3. Get some sunlight:
Sunlight is one of the most powerful tools we have for regulating our circadian rhythm. During the time change, it's important to get as much daylight as possible to help reset your body's clock. Try to get outside for a walk or jog in the morning, or sit near a window during your workday to get some natural light exposure.

4. Stay active and hydrated:
Exercise and hydration are both crucial for maintaining your energy levels and mental clarity during the time change. Make sure you're getting plenty of water throughout the day, and try to incorporate some daily exercise into your routine, even if it's just a quick 10-minute walk around the block.

5. Limit Exposure to Electronic Devices: 
The blue light emitted by electronic devices can disrupt your sleep patterns and make it harder to fall asleep. Minimize your exposure to electronic devices, especially in the hour before bedtime. Instead, opt for relaxing activities like reading a book or practicing gentle yoga stretches.

6. Use YOUR Essential Oils:
Whether you are an experienced essential oil user or a beginner, incorporating essential oils into your daily routine can help you wind down and relax. A great way to start is by diffusing essential oils throughout your home.
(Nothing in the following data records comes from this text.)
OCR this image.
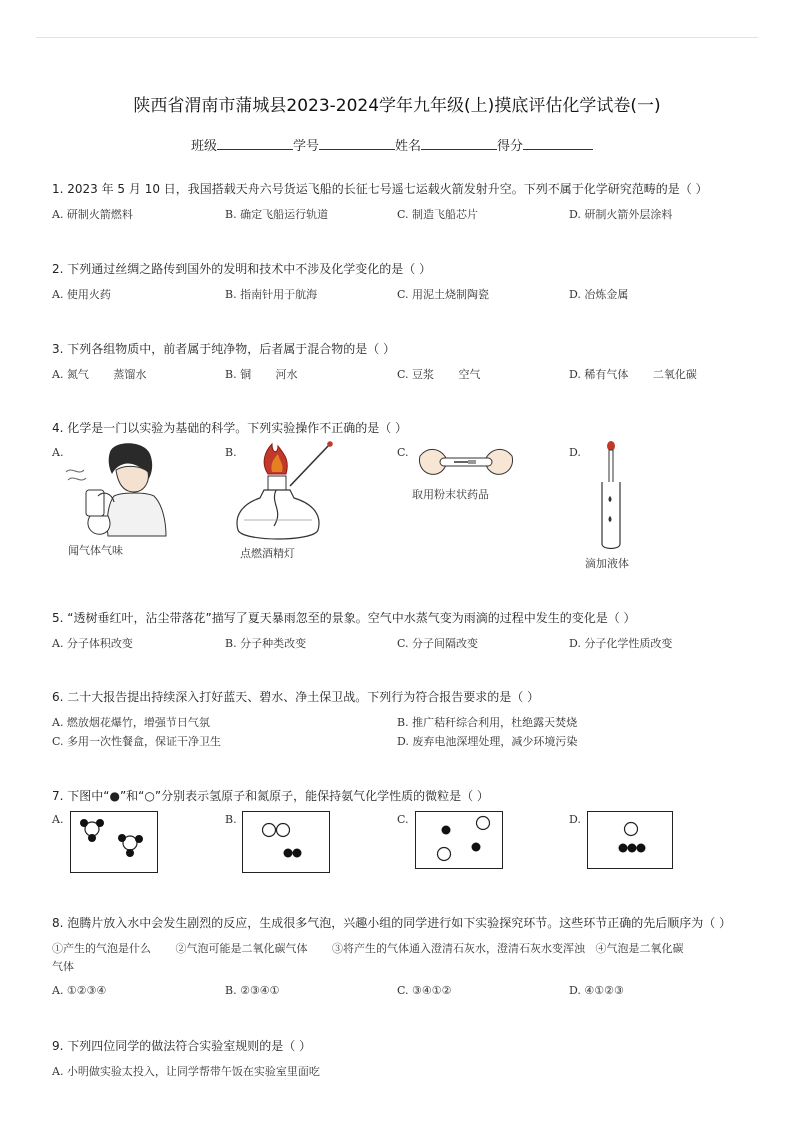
陕西省渭南市蒲城县2023-2024学年九年级(上)摸底评估化学试卷(一)
班级	学号	姓名	得分
1. 2023 年 5 月 10 日，我国搭载天舟六号货运飞船的长征七号遥七运载火箭发射升空。下列不属于化学研究范畴的是（ ）
A. 研制火箭燃料	B. 确定飞船运行轨道	C. 制造飞船芯片	D. 研制火箭外层涂料
2. 下列通过丝绸之路传到国外的发明和技术中不涉及化学变化的是（ ）
A. 使用火药	B. 指南针用于航海	C. 用泥土烧制陶瓷	D. 冶炼金属
3. 下列各组物质中，前者属于纯净物，后者属于混合物的是（ ）
A. 氮气       蒸馏水	B. 铜       河水	C. 豆浆       空气	D. 稀有气体       二氧化碳
4. 化学是一门以实验为基础的科学。下列实验操作不正确的是（ ）
A.	B.	C.	D.
闻气体气味	点燃酒精灯
取用粉末状药品
滴加液体
5. “透树垂红叶，沾尘带落花”描写了夏天暴雨忽至的景象。空气中水蒸气变为雨滴的过程中发生的变化是（ ）
A. 分子体积改变	B. 分子种类改变	C. 分子间隔改变	D. 分子化学性质改变
6. 二十大报告提出持续深入打好蓝天、碧水、净土保卫战。下列行为符合报告要求的是（ ）
A. 燃放烟花爆竹，增强节日气氛	B. 推广秸秆综合利用，杜绝露天焚烧
C. 多用一次性餐盒，保证干净卫生	D. 废弃电池深埋处理，减少环境污染
7. 下图中“●”和“○”分别表示氢原子和氮原子，能保持氨气化学性质的微粒是（ ）
A.	B.	C.	D.
8. 泡腾片放入水中会发生剧烈的反应，生成很多气泡，兴趣小组的同学进行如下实验探究环节。这些环节正确的先后顺序为（ ）
①产生的气泡是什么       ②气泡可能是二氧化碳气体       ③将产生的气体通入澄清石灰水，澄清石灰水变浑浊   ④气泡是二氧化碳
气体
A. ①②③④	B. ②③④①	C. ③④①②	D. ④①②③
9. 下列四位同学的做法符合实验室规则的是（ ）
A. 小明做实验太投入，让同学帮带午饭在实验室里面吃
In your bedroom, you can create a calming and restful atmosphere by diffusing oils known for their relaxing properties such as Lavender, Cedarwood and Peace & CalmingTo enhance relaxation, you can also apply these oils topically or add a few drops to a warm bath. Give it a try and see how it can promote a peaceful night's sleep for you and your family.

Keep in mind that it might take a couple of days to adapt to the time change. However, by implementing these helpful tips, you can smoothly transition and guarantee restful nights of sleep for yourself and your loved ones.

The time change can be a challenging time for many people. However, with these 6 tips for surviving the time change, you'll be well-equipped to navigate the transition with ease. Remember to give yourself a little grace and take things one day at a time. With a little time and patience, your body will adjust, and you'll be feeling like your usual, energized self in no time.